Kongress für Gesundheitsnetzwerker
E-Health-Gesetz abgewatscht
Provinziell und am Patienten vorbei: Harsche Kritik am geplanten E-Health-Gesetz der Bundesregierung äußerten Experten beim Gesundheitsnetzwerkerkongress. Ohne mehr sektorenübergreifende Zusammenarbeit gehe es nicht.
Veröffentlicht:BERLIN. Vertreter aus dem Gesundheitswesen halten das geplante E-Health Gesetz schon jetzt für gescheitert. "Für mich ist das ein Reparaturgesetz", sagte der Vorstandsvorsitzende der Kaufmännischen Krankenkasse, Ingo Kailuweit, in einer Podiumsdiskussion beim zweitägigen Kongress für Gesundheitsnetzwerker, der vom Arzneiunternehmen Berlin Chemie ausgerichtet wurde.
"Ähnlich wie beim Berliner Flughafen stellt sich die Frage, ob man das nicht besser abreißt und neu aufsetzt", lautet das vernichtende Urteil.
Kailuweits Kritik: Der Patient spiele überhaupt keine Rolle im Gesetz.
Mit dem E-Health Gesetz will die Bundesregierung den Ausbau der Telematik in Deutschland voranbringen.
Es soll eine sichere Daten-Infrastruktur zum Austausch der verschiedenen Akteure im Gesundheitssystem entstehen. Kritiker bemängeln, dass konkrete Anwendungen für die geplante Daten-Autobahn fehlen.
Dezentrale Ansätze
So sieht das E-Health Gesetz die Ent
wicklung eines Medikationsplans vor - allerdings nicht elektronisch, sondern in Papierform. "Ich denke, das ist charakteristisch für das Gesetz", sagte Professor Jürgen Wasem von der Uni Duisburg-Essen. Er wünsche sich mehr zukunftsweisende Ansätze. "Das gilt etwa für die Interoperabilität der Systeme und die Einbeziehung nicht-ärztlicher Leistungserbringer", erläuterte Wasem.
Der Gesundheitsökonom sagte, dezentrale Ansätze seien zentralen Lösungen wie dem E-Health Gesetz bei der Schaffung innovativer Versorgungsmodelle überlegen.
Dr. Markus Müschenich, Vorstand des Bundesverbandes Internetmedizin, hält die derzeitige Diskussion um die IT für provinziell.
"Wir sind in Deutschland extrem langsam in der IT, die Ärzteschaft ist ein wenig aufgewacht, die Kliniken schlafen komplett", sagte er.
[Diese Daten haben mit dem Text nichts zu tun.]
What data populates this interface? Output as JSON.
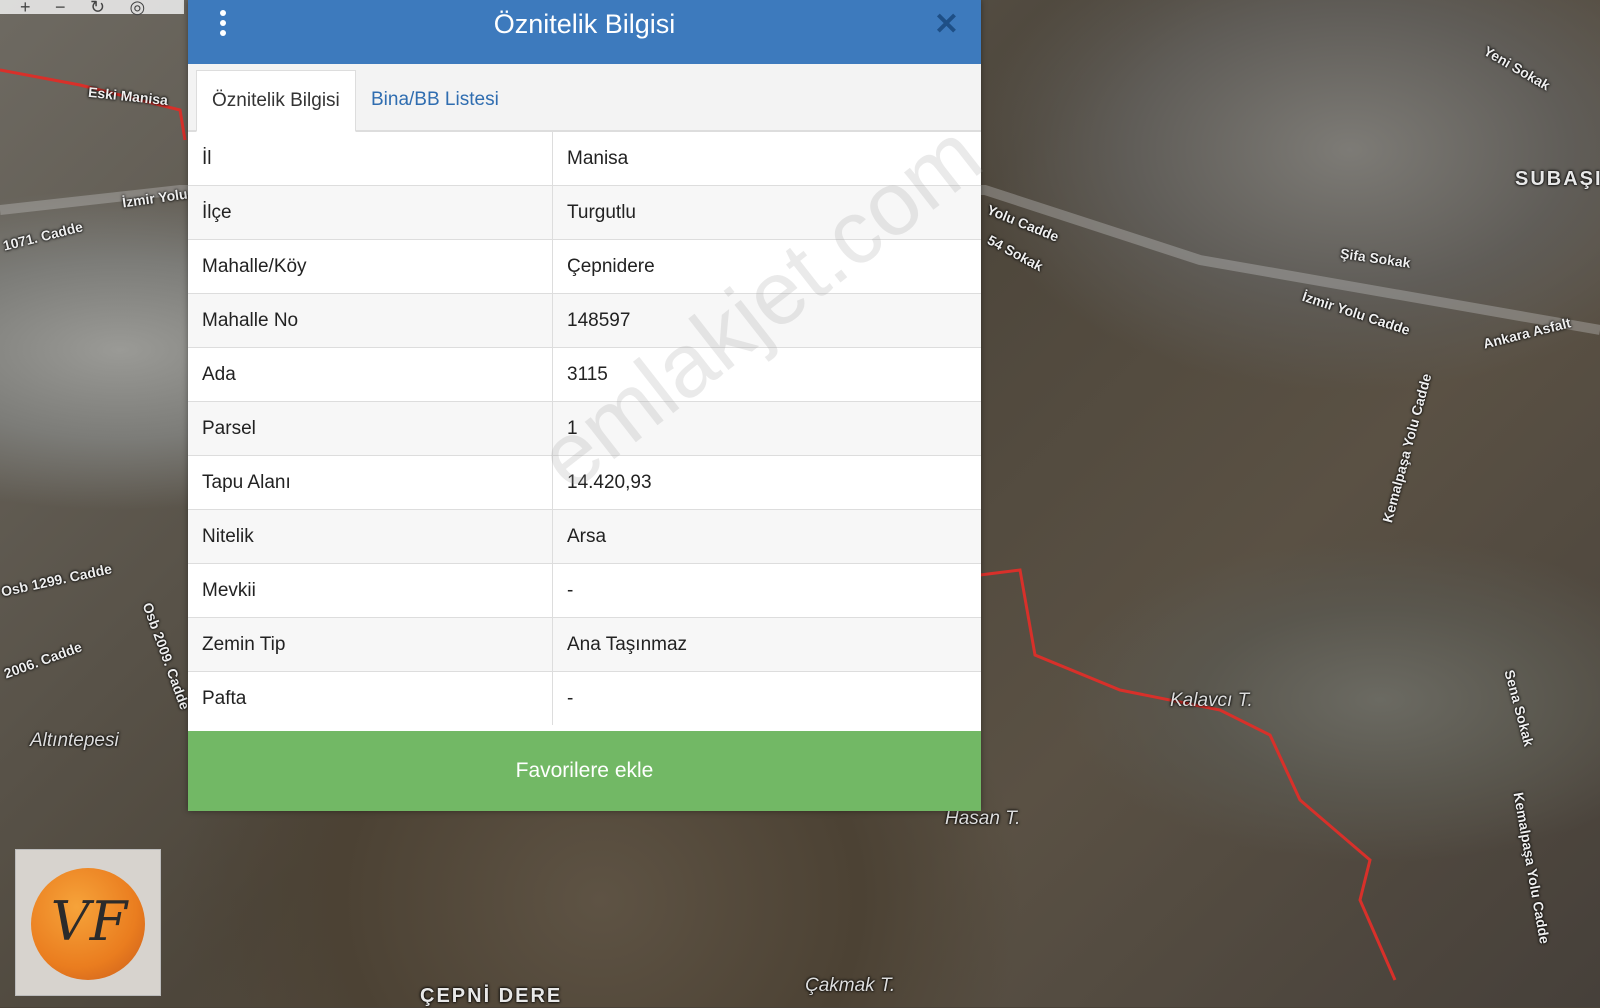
{
  "dialog": {
    "title": "Öznitelik Bilgisi",
    "close_glyph": "✕",
    "tabs": [
      {
        "label": "Öznitelik Bilgisi",
        "active": true
      },
      {
        "label": "Bina/BB Listesi",
        "active": false
      }
    ],
    "rows": [
      {
        "key": "İl",
        "value": "Manisa"
      },
      {
        "key": "İlçe",
        "value": "Turgutlu"
      },
      {
        "key": "Mahalle/Köy",
        "value": "Çepnidere"
      },
      {
        "key": "Mahalle No",
        "value": "148597"
      },
      {
        "key": "Ada",
        "value": "3115"
      },
      {
        "key": "Parsel",
        "value": "1"
      },
      {
        "key": "Tapu Alanı",
        "value": "14.420,93"
      },
      {
        "key": "Nitelik",
        "value": "Arsa"
      },
      {
        "key": "Mevkii",
        "value": "-"
      },
      {
        "key": "Zemin Tip",
        "value": "Ana Taşınmaz"
      },
      {
        "key": "Pafta",
        "value": "-"
      }
    ],
    "favorite_button": "Favorilere ekle"
  },
  "watermark": "emlakjet.com",
  "logo": {
    "text": "VF"
  },
  "map_labels": {
    "eski_manisa": "Eski Manisa",
    "izmir_yolu_left": "İzmir Yolu",
    "cadde_1071": "1071. Cadde",
    "osb_1299": "Osb 1299. Cadde",
    "cadde_2006": "2006. Cadde",
    "osb_2009": "Osb 2009. Cadde",
    "altintepesi": "Altıntepesi",
    "subasi": "SUBAŞI",
    "yolu_cadde": "Yolu Cadde",
    "sokak_54": "54 Sokak",
    "sifa_sokak": "Şifa Sokak",
    "izmir_yolu_cadde": "İzmir Yolu Cadde",
    "ankara_asfalt": "Ankara Asfalt",
    "kalavci": "Kalavcı T.",
    "hasan": "Hasan T.",
    "cakmak": "Çakmak T.",
    "cepni_dere": "ÇEPNİ DERE",
    "kemalpasa_yolu": "Kemalpaşa Yolu Cadde",
    "sena_sokak": "Sena Sokak",
    "yeni_sokak": "Yeni Sokak"
  },
  "colors": {
    "header": "#3d7abd",
    "button": "#72b865",
    "tab_link": "#2f6db0",
    "boundary": "#d8302a"
  }
}
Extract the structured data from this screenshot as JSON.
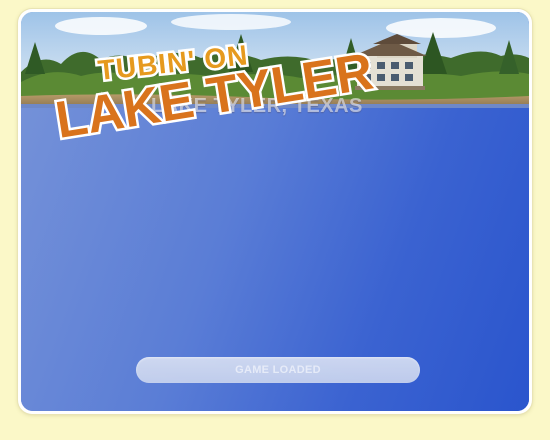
{
  "game": {
    "title_line1": "TUBIN' ON",
    "title_line2": "LAKE TYLER",
    "subtitle": "LAKE TYLER, TEXAS",
    "status_label": "GAME LOADED"
  },
  "colors": {
    "page_background": "#fbf8c8",
    "water": "#3a62d0",
    "title_fill": "#d9771e",
    "title_outline": "#ffffff",
    "loading_bar": "#d3dcf2"
  }
}
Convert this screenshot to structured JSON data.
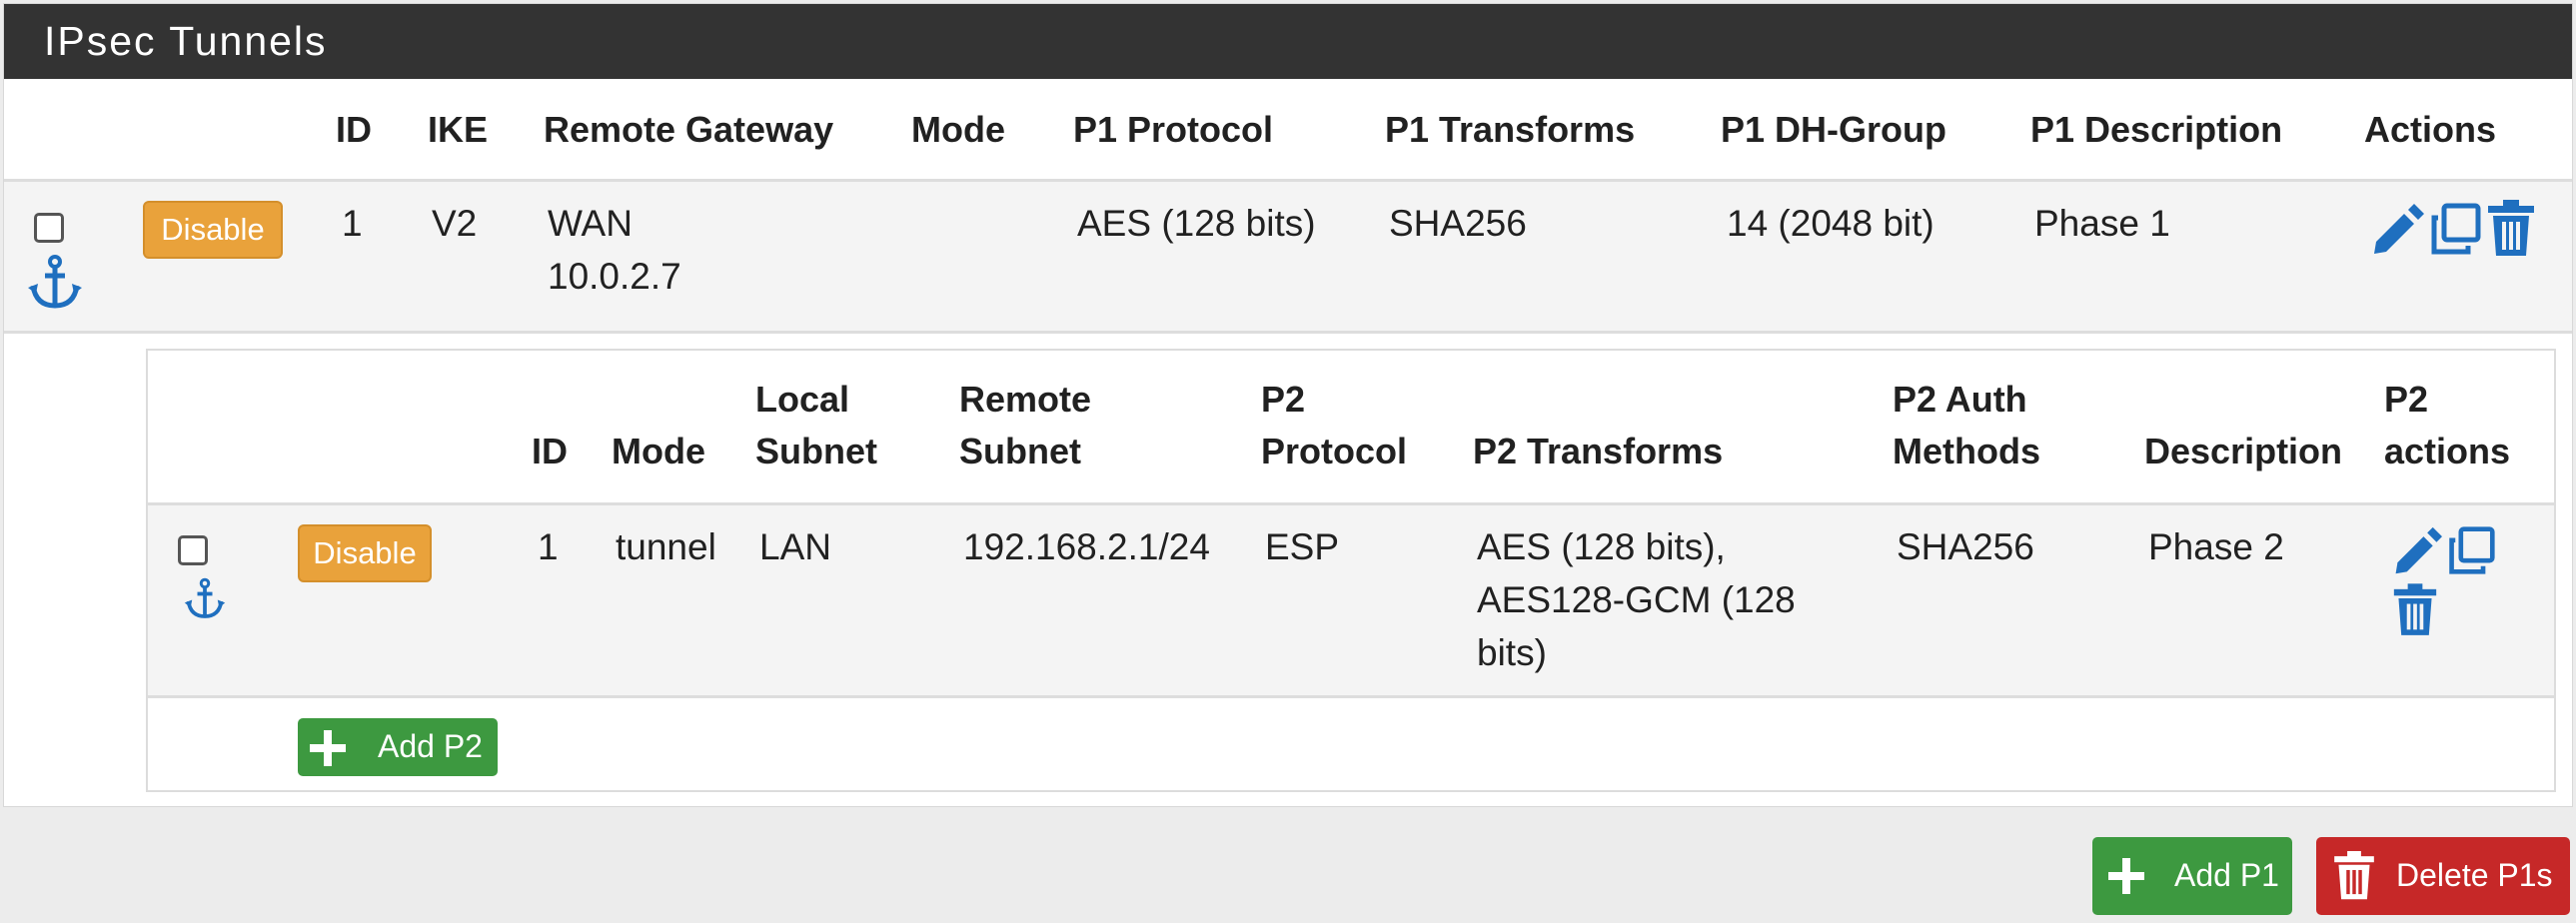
{
  "panel": {
    "title": "IPsec Tunnels"
  },
  "p1_headers": {
    "id": "ID",
    "ike": "IKE",
    "remote_gateway": "Remote Gateway",
    "mode": "Mode",
    "protocol": "P1 Protocol",
    "transforms": "P1 Transforms",
    "dh_group": "P1 DH-Group",
    "description": "P1 Description",
    "actions": "Actions"
  },
  "p1_row": {
    "disable_label": "Disable",
    "id": "1",
    "ike": "V2",
    "remote_gateway_line1": "WAN",
    "remote_gateway_line2": "10.0.2.7",
    "mode": "",
    "protocol": "AES (128 bits)",
    "transforms": "SHA256",
    "dh_group": "14 (2048 bit)",
    "description": "Phase 1"
  },
  "p2_headers": {
    "id": "ID",
    "mode": "Mode",
    "local_subnet_1": "Local",
    "local_subnet_2": "Subnet",
    "remote_subnet_1": "Remote",
    "remote_subnet_2": "Subnet",
    "protocol_1": "P2",
    "protocol_2": "Protocol",
    "transforms": "P2 Transforms",
    "auth_1": "P2 Auth",
    "auth_2": "Methods",
    "description": "Description",
    "actions_1": "P2",
    "actions_2": "actions"
  },
  "p2_row": {
    "disable_label": "Disable",
    "id": "1",
    "mode": "tunnel",
    "local_subnet": "LAN",
    "remote_subnet": "192.168.2.1/24",
    "protocol": "ESP",
    "transforms_1": "AES (128 bits),",
    "transforms_2": "AES128-GCM (128",
    "transforms_3": "bits)",
    "auth": "SHA256",
    "description": "Phase 2"
  },
  "buttons": {
    "add_p2": "Add P2",
    "add_p1": "Add P1",
    "delete_p1s": "Delete P1s"
  },
  "icons": [
    "anchor-icon",
    "pencil-icon",
    "copy-icon",
    "trash-icon",
    "plus-icon"
  ],
  "colors": {
    "header_bg": "#333333",
    "disable": "#e9a23b",
    "green": "#3d9940",
    "red": "#c62828",
    "icon_blue": "#1f6fbf"
  }
}
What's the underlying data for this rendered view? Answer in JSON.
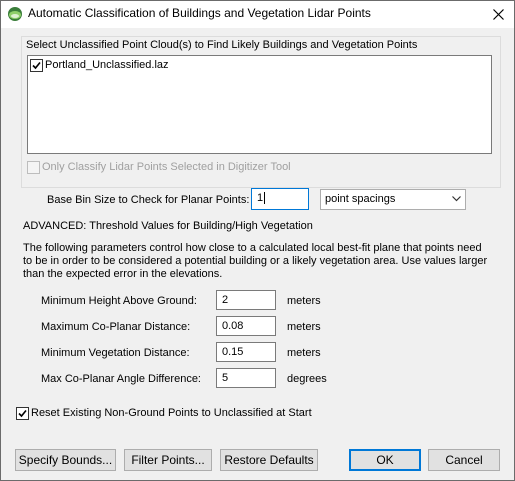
{
  "window": {
    "title": "Automatic Classification of Buildings and Vegetation Lidar Points"
  },
  "point_clouds": {
    "label": "Select Unclassified Point Cloud(s) to Find Likely Buildings and Vegetation Points",
    "items": [
      {
        "name": "Portland_Unclassified.laz",
        "checked": true
      }
    ],
    "only_selected_label": "Only Classify Lidar Points Selected in Digitizer Tool"
  },
  "bin_size": {
    "label": "Base Bin Size to Check for Planar Points:",
    "value": "1",
    "unit_selected": "point spacings"
  },
  "advanced": {
    "heading": "ADVANCED: Threshold Values for Building/High Vegetation",
    "description": [
      "The following parameters control how close to a calculated local best-fit plane that points need",
      "to be in order to be considered a potential building or a likely vegetation area. Use values larger",
      "than the expected error in the elevations."
    ],
    "params": [
      {
        "label": "Minimum Height Above Ground:",
        "value": "2",
        "unit": "meters"
      },
      {
        "label": "Maximum Co-Planar Distance:",
        "value": "0.08",
        "unit": "meters"
      },
      {
        "label": "Minimum Vegetation Distance:",
        "value": "0.15",
        "unit": "meters"
      },
      {
        "label": "Max Co-Planar Angle Difference:",
        "value": "5",
        "unit": "degrees"
      }
    ]
  },
  "reset_option": {
    "label": "Reset Existing Non-Ground Points to Unclassified at Start",
    "checked": true
  },
  "buttons": {
    "specify_bounds": "Specify Bounds...",
    "filter_points": "Filter Points...",
    "restore_defaults": "Restore Defaults",
    "ok": "OK",
    "cancel": "Cancel"
  }
}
Doch lasse sich diese Rückständigkeit angesichts eines veränderten Patientenverhaltens nicht mehr länger beibehalten.
Es gebe Patienten, die einen Arztbesuch von der Möglichkeit abhängig machten, online einen Termin beantragen zu können, verdeutlichte der Mediziner.
Dazu komme, dass die neuen Innovationstreiber nicht aus der Branche kommen. "Heute treiben Google und Apple die Entwicklung voran", sagte Müschenich.
Schwarzer Peter nicht bei Politikern
Die Hauptgeschäftsführerin des Verbandes Forschender Arzneimittelhersteller Birgit Fischer warnte davor, der Politik den Schwarzen Peter zuzuschieben. "Ich gebe zu, dass wir hinterherhinken, aber ich will das nicht der Politik zuschreiben", sagte sie.
Fischer beklagte, dass die verschiedenen Akteure oft nur innerhalb des eigenen Sektors denken. Sie forderte Ärzte und Kliniken zu einem Denken über die Sektoren hinaus auf. Voraussetzung für die Entwicklung funktionierender Kooperationen sei ein verändertes Wissensmanagement.
Dr. Dirk Heinrich, neuer Vorstandsvorsitzender des SpiFa, gab zu, dass sich die intersektorale Zusammenarbeit noch verbessern lässt. "Wir haben große Reibungsverluste an den Sektorengrenzen", so Heinrich.
Dabei zeigten gerade Ärztenetze, dass die Versorgung profitiert. "Wir sollten uns fragen, wie wir sie künftig vernünftig fördern können", sagte er.
Der Vorstandsvorsitzende des Klinikums Augsburg Alexander Schmidtke stellte fest, dass Kooperationen zwischen Kliniken oft an Budgetfragen scheitern. Nötig sei die Schaffung von Regionalbudgets, für die Kliniken in einer Region gemeinsam verantwortlich sind.
Schmidtke kündigte an, dass das Klinikum Augsburg sich in diesem Bereich spezialisieren will. Im Rahmen der Entwicklung zum Uni-Klinikum sei der Forschungsschwerpunkt IT vorgesehen.